Should the workers of Ford be satisfied with being given free vouchers for a Fiesta? I mean, it's compensation, right?
I think I've made my position clear and I acknowledge the difficulties you present. However, I do not think that those difficulties are an acceptable argument for inaction in this case.
As a former college athlete, I would have loved to have been given some money. No matter the sport, they are all like a full-time job. I will say this though, college athletes, at least those on full scholarship already do get paid. As was already stated, the scholarship includes room and meals. If an athlete lives off campus and doesn't eat in the dining halls, they receive a monthly check from the university that is equivalent to the standard expenses of room and meals. Most of the time, rent is much less than what you would pay in the dorms. When I was in college, I knew some athletes that were getting over $1,000 a month, and this was at a MAC school. I'd imagine at a place like UM, the cost of dorms and meals are much more. So, say these guys are getting $2,000 a month and rent is only $400. That's a bit of spending money they have left over, even after food expenses.
With all that said, I also knew quite a few guys who had a tough time just getting by. If their family didn't have money, life was pretty tough, living "paycheck" to "paycheck" especially if you were a guy/girl not on a full scholarship.

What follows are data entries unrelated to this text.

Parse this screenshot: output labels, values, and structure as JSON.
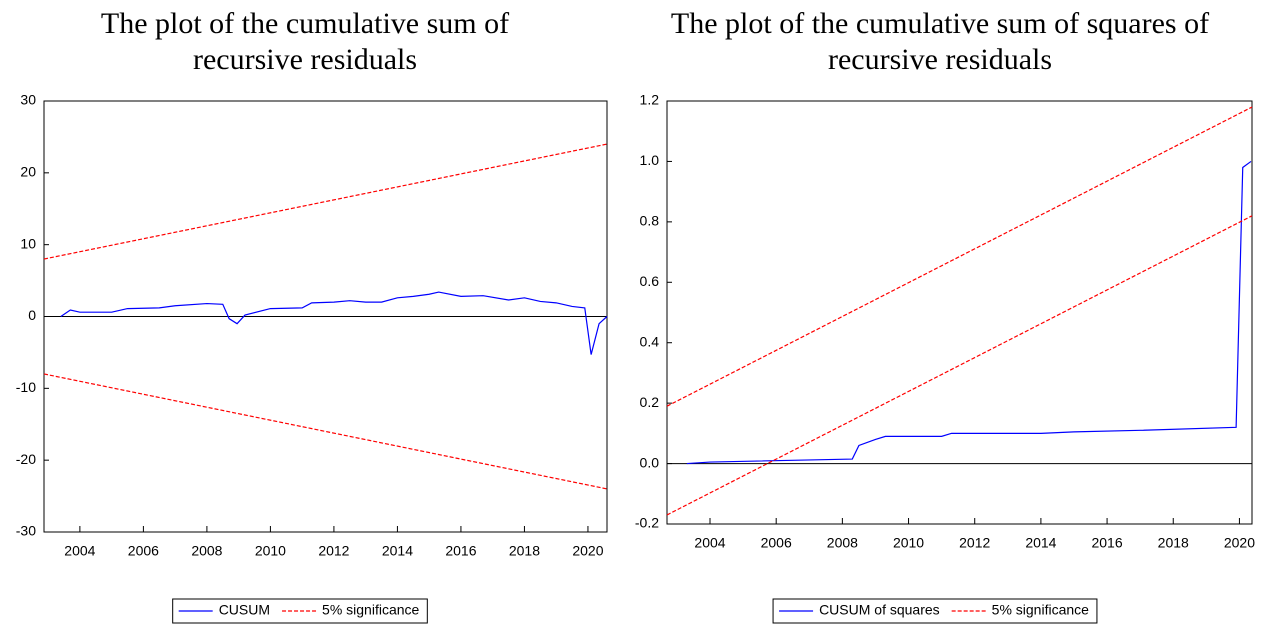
{
  "chart_data": [
    {
      "type": "line",
      "title": [
        "The plot of the cumulative sum of",
        "recursive residuals"
      ],
      "xlim": [
        2002.87,
        2020.6
      ],
      "xticks": [
        2004,
        2006,
        2008,
        2010,
        2012,
        2014,
        2016,
        2018,
        2020
      ],
      "ylim": [
        -30,
        30
      ],
      "yticks": [
        -30,
        -20,
        -10,
        0,
        10,
        20,
        30
      ],
      "legend": "bottom",
      "series": [
        {
          "name": "CUSUM",
          "color": "#0000ff",
          "dashed": false,
          "x": [
            2003.4,
            2003.7,
            2004.0,
            2005.0,
            2005.5,
            2006.5,
            2007.0,
            2008.0,
            2008.5,
            2008.7,
            2008.95,
            2009.2,
            2010.0,
            2011.0,
            2011.3,
            2012.0,
            2012.5,
            2013.0,
            2013.5,
            2014.0,
            2014.5,
            2015.0,
            2015.3,
            2016.0,
            2016.7,
            2017.5,
            2018.0,
            2018.5,
            2019.0,
            2019.5,
            2019.9,
            2020.1,
            2020.35,
            2020.6
          ],
          "values": [
            0,
            0.9,
            0.6,
            0.6,
            1.1,
            1.2,
            1.5,
            1.8,
            1.7,
            -0.3,
            -1,
            0.2,
            1.1,
            1.2,
            1.9,
            2.0,
            2.2,
            2.0,
            2.0,
            2.6,
            2.8,
            3.1,
            3.4,
            2.8,
            2.9,
            2.3,
            2.6,
            2.1,
            1.9,
            1.4,
            1.2,
            -5.3,
            -1,
            0
          ]
        },
        {
          "name": "5% significance",
          "color": "#ff0000",
          "dashed": true,
          "x": [
            2002.87,
            2020.6
          ],
          "values": [
            8,
            24
          ]
        },
        {
          "name": null,
          "color": "#ff0000",
          "dashed": true,
          "x": [
            2002.87,
            2020.6
          ],
          "values": [
            -8,
            -24
          ]
        }
      ]
    },
    {
      "type": "line",
      "title": [
        "The plot of the cumulative sum of squares of",
        "recursive residuals"
      ],
      "xlim": [
        2002.7,
        2020.38
      ],
      "xticks": [
        2004,
        2006,
        2008,
        2010,
        2012,
        2014,
        2016,
        2018,
        2020
      ],
      "ylim": [
        -0.2,
        1.2
      ],
      "yticks": [
        -0.2,
        {
          "value": 0,
          "label": "0.0"
        },
        0.2,
        0.4,
        0.6,
        0.8,
        {
          "value": 1,
          "label": "1.0"
        },
        1.2
      ],
      "legend": "bottom",
      "series": [
        {
          "name": "CUSUM of squares",
          "color": "#0000ff",
          "dashed": false,
          "x": [
            2003.3,
            2004.0,
            2008.3,
            2008.5,
            2009.0,
            2009.3,
            2011.0,
            2011.3,
            2014.0,
            2015.0,
            2017.0,
            2019.9,
            2020.1,
            2020.35
          ],
          "values": [
            0,
            0.005,
            0.015,
            0.06,
            0.08,
            0.09,
            0.09,
            0.1,
            0.1,
            0.105,
            0.11,
            0.12,
            0.98,
            1.0
          ]
        },
        {
          "name": "5% significance",
          "color": "#ff0000",
          "dashed": true,
          "x": [
            2002.7,
            2020.38
          ],
          "values": [
            0.19,
            1.18
          ]
        },
        {
          "name": null,
          "color": "#ff0000",
          "dashed": true,
          "x": [
            2002.7,
            2020.38
          ],
          "values": [
            -0.17,
            0.82
          ]
        }
      ]
    }
  ]
}
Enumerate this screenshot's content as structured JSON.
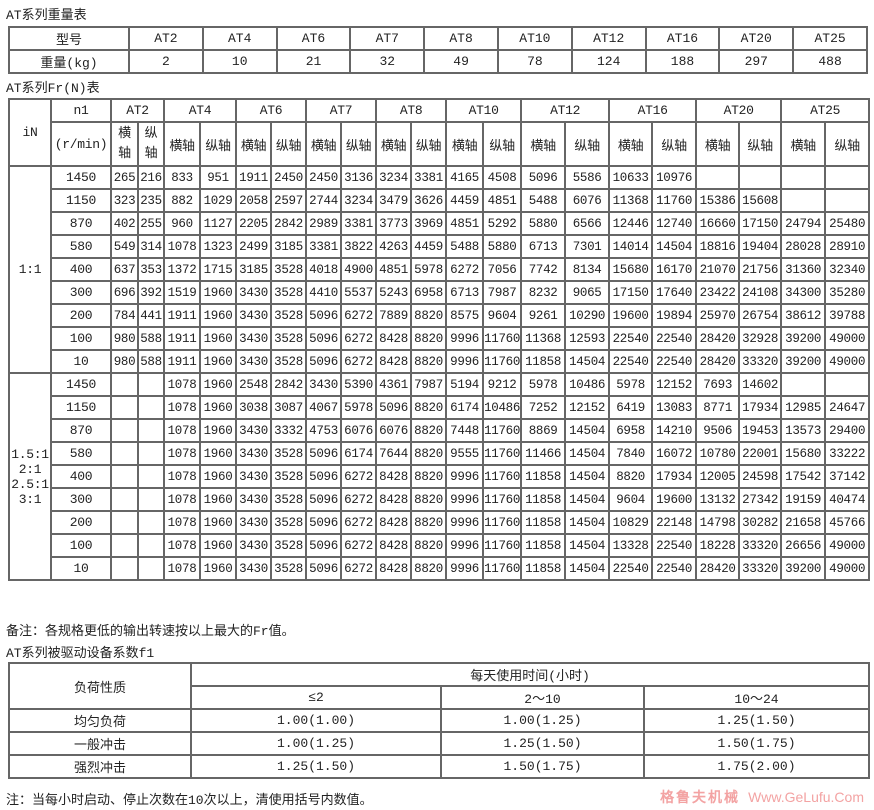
{
  "weight_table": {
    "title": "AT系列重量表",
    "row_labels": [
      "型号",
      "重量(kg)"
    ],
    "models": [
      "AT2",
      "AT4",
      "AT6",
      "AT7",
      "AT8",
      "AT10",
      "AT12",
      "AT16",
      "AT20",
      "AT25"
    ],
    "weights": [
      "2",
      "10",
      "21",
      "32",
      "49",
      "78",
      "124",
      "188",
      "297",
      "488"
    ]
  },
  "fr_table": {
    "title": "AT系列Fr(N)表",
    "iN_label": "iN",
    "n1_label": "n1",
    "n1_unit": "(r/min)",
    "models": [
      "AT2",
      "AT4",
      "AT6",
      "AT7",
      "AT8",
      "AT10",
      "AT12",
      "AT16",
      "AT20",
      "AT25"
    ],
    "axis_labels": [
      "横轴",
      "纵轴"
    ],
    "groups": [
      {
        "ratio": [
          "1:1"
        ],
        "rows": [
          {
            "n1": "1450",
            "v": [
              "265",
              "216",
              "833",
              "951",
              "1911",
              "2450",
              "2450",
              "3136",
              "3234",
              "3381",
              "4165",
              "4508",
              "5096",
              "5586",
              "10633",
              "10976",
              "",
              "",
              "",
              ""
            ]
          },
          {
            "n1": "1150",
            "v": [
              "323",
              "235",
              "882",
              "1029",
              "2058",
              "2597",
              "2744",
              "3234",
              "3479",
              "3626",
              "4459",
              "4851",
              "5488",
              "6076",
              "11368",
              "11760",
              "15386",
              "15608",
              "",
              ""
            ]
          },
          {
            "n1": "870",
            "v": [
              "402",
              "255",
              "960",
              "1127",
              "2205",
              "2842",
              "2989",
              "3381",
              "3773",
              "3969",
              "4851",
              "5292",
              "5880",
              "6566",
              "12446",
              "12740",
              "16660",
              "17150",
              "24794",
              "25480"
            ]
          },
          {
            "n1": "580",
            "v": [
              "549",
              "314",
              "1078",
              "1323",
              "2499",
              "3185",
              "3381",
              "3822",
              "4263",
              "4459",
              "5488",
              "5880",
              "6713",
              "7301",
              "14014",
              "14504",
              "18816",
              "19404",
              "28028",
              "28910"
            ]
          },
          {
            "n1": "400",
            "v": [
              "637",
              "353",
              "1372",
              "1715",
              "3185",
              "3528",
              "4018",
              "4900",
              "4851",
              "5978",
              "6272",
              "7056",
              "7742",
              "8134",
              "15680",
              "16170",
              "21070",
              "21756",
              "31360",
              "32340"
            ]
          },
          {
            "n1": "300",
            "v": [
              "696",
              "392",
              "1519",
              "1960",
              "3430",
              "3528",
              "4410",
              "5537",
              "5243",
              "6958",
              "6713",
              "7987",
              "8232",
              "9065",
              "17150",
              "17640",
              "23422",
              "24108",
              "34300",
              "35280"
            ]
          },
          {
            "n1": "200",
            "v": [
              "784",
              "441",
              "1911",
              "1960",
              "3430",
              "3528",
              "5096",
              "6272",
              "7889",
              "8820",
              "8575",
              "9604",
              "9261",
              "10290",
              "19600",
              "19894",
              "25970",
              "26754",
              "38612",
              "39788"
            ]
          },
          {
            "n1": "100",
            "v": [
              "980",
              "588",
              "1911",
              "1960",
              "3430",
              "3528",
              "5096",
              "6272",
              "8428",
              "8820",
              "9996",
              "11760",
              "11368",
              "12593",
              "22540",
              "22540",
              "28420",
              "32928",
              "39200",
              "49000"
            ]
          },
          {
            "n1": "10",
            "v": [
              "980",
              "588",
              "1911",
              "1960",
              "3430",
              "3528",
              "5096",
              "6272",
              "8428",
              "8820",
              "9996",
              "11760",
              "11858",
              "14504",
              "22540",
              "22540",
              "28420",
              "33320",
              "39200",
              "49000"
            ]
          }
        ]
      },
      {
        "ratio": [
          "1.5:1",
          "2:1",
          "2.5:1",
          "3:1"
        ],
        "rows": [
          {
            "n1": "1450",
            "v": [
              "",
              "",
              "1078",
              "1960",
              "2548",
              "2842",
              "3430",
              "5390",
              "4361",
              "7987",
              "5194",
              "9212",
              "5978",
              "10486",
              "5978",
              "12152",
              "7693",
              "14602",
              "",
              ""
            ]
          },
          {
            "n1": "1150",
            "v": [
              "",
              "",
              "1078",
              "1960",
              "3038",
              "3087",
              "4067",
              "5978",
              "5096",
              "8820",
              "6174",
              "10486",
              "7252",
              "12152",
              "6419",
              "13083",
              "8771",
              "17934",
              "12985",
              "24647"
            ]
          },
          {
            "n1": "870",
            "v": [
              "",
              "",
              "1078",
              "1960",
              "3430",
              "3332",
              "4753",
              "6076",
              "6076",
              "8820",
              "7448",
              "11760",
              "8869",
              "14504",
              "6958",
              "14210",
              "9506",
              "19453",
              "13573",
              "29400"
            ]
          },
          {
            "n1": "580",
            "v": [
              "",
              "",
              "1078",
              "1960",
              "3430",
              "3528",
              "5096",
              "6174",
              "7644",
              "8820",
              "9555",
              "11760",
              "11466",
              "14504",
              "7840",
              "16072",
              "10780",
              "22001",
              "15680",
              "33222"
            ]
          },
          {
            "n1": "400",
            "v": [
              "",
              "",
              "1078",
              "1960",
              "3430",
              "3528",
              "5096",
              "6272",
              "8428",
              "8820",
              "9996",
              "11760",
              "11858",
              "14504",
              "8820",
              "17934",
              "12005",
              "24598",
              "17542",
              "37142"
            ]
          },
          {
            "n1": "300",
            "v": [
              "",
              "",
              "1078",
              "1960",
              "3430",
              "3528",
              "5096",
              "6272",
              "8428",
              "8820",
              "9996",
              "11760",
              "11858",
              "14504",
              "9604",
              "19600",
              "13132",
              "27342",
              "19159",
              "40474"
            ]
          },
          {
            "n1": "200",
            "v": [
              "",
              "",
              "1078",
              "1960",
              "3430",
              "3528",
              "5096",
              "6272",
              "8428",
              "8820",
              "9996",
              "11760",
              "11858",
              "14504",
              "10829",
              "22148",
              "14798",
              "30282",
              "21658",
              "45766"
            ]
          },
          {
            "n1": "100",
            "v": [
              "",
              "",
              "1078",
              "1960",
              "3430",
              "3528",
              "5096",
              "6272",
              "8428",
              "8820",
              "9996",
              "11760",
              "11858",
              "14504",
              "13328",
              "22540",
              "18228",
              "33320",
              "26656",
              "49000"
            ]
          },
          {
            "n1": "10",
            "v": [
              "",
              "",
              "1078",
              "1960",
              "3430",
              "3528",
              "5096",
              "6272",
              "8428",
              "8820",
              "9996",
              "11760",
              "11858",
              "14504",
              "22540",
              "22540",
              "28420",
              "33320",
              "39200",
              "49000"
            ]
          }
        ]
      }
    ],
    "note": "备注：各规格更低的输出转速按以上最大的Fr值。"
  },
  "f1_table": {
    "title": "AT系列被驱动设备系数f1",
    "load_label": "负荷性质",
    "time_label": "每天使用时间(小时)",
    "time_cols": [
      "≤2",
      "2～10",
      "10～24"
    ],
    "rows": [
      {
        "load": "均匀负荷",
        "v": [
          "1.00(1.00)",
          "1.00(1.25)",
          "1.25(1.50)"
        ]
      },
      {
        "load": "一般冲击",
        "v": [
          "1.00(1.25)",
          "1.25(1.50)",
          "1.50(1.75)"
        ]
      },
      {
        "load": "强烈冲击",
        "v": [
          "1.25(1.50)",
          "1.50(1.75)",
          "1.75(2.00)"
        ]
      }
    ],
    "note": "注：当每小时启动、停止次数在10次以上，清使用括号内数值。"
  },
  "watermark": {
    "line1": "格鲁夫机械",
    "line2": "Www.GeLufu.Com"
  }
}
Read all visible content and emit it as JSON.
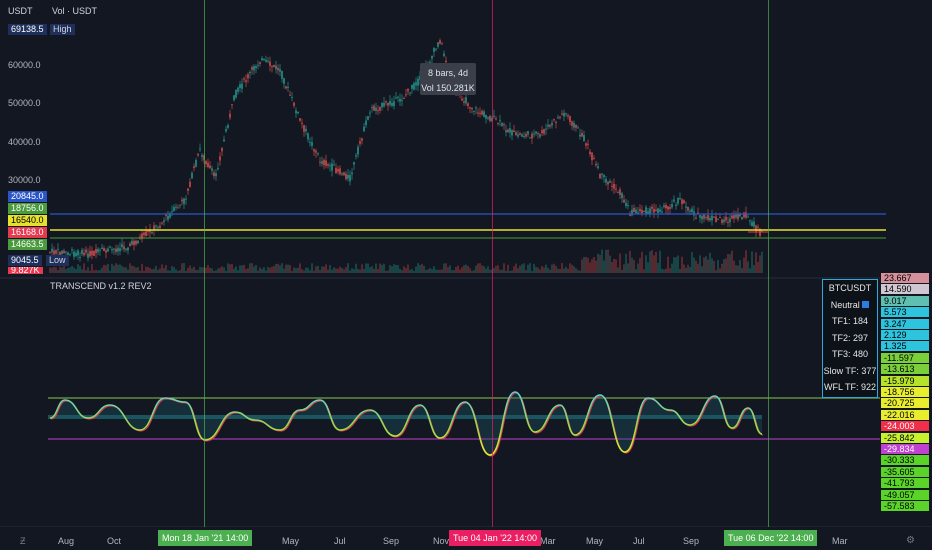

I tried to write a term paper on the subject, but my ethics professor told me that the only way I would pass was if I could provide evidence that what the players is already compensated isn't enough to compensate what Universities are making. By making them paid, you enter a whole new realm of taxes, health insurance (beyond what is covered), unemployment benefits for players who cannot compete a la Saban/medical injuries, potential liability on medical injuries on future work, and a laundry list of other things. The professor if I didn't have at least 20 pages of imperical evidence, I would fail.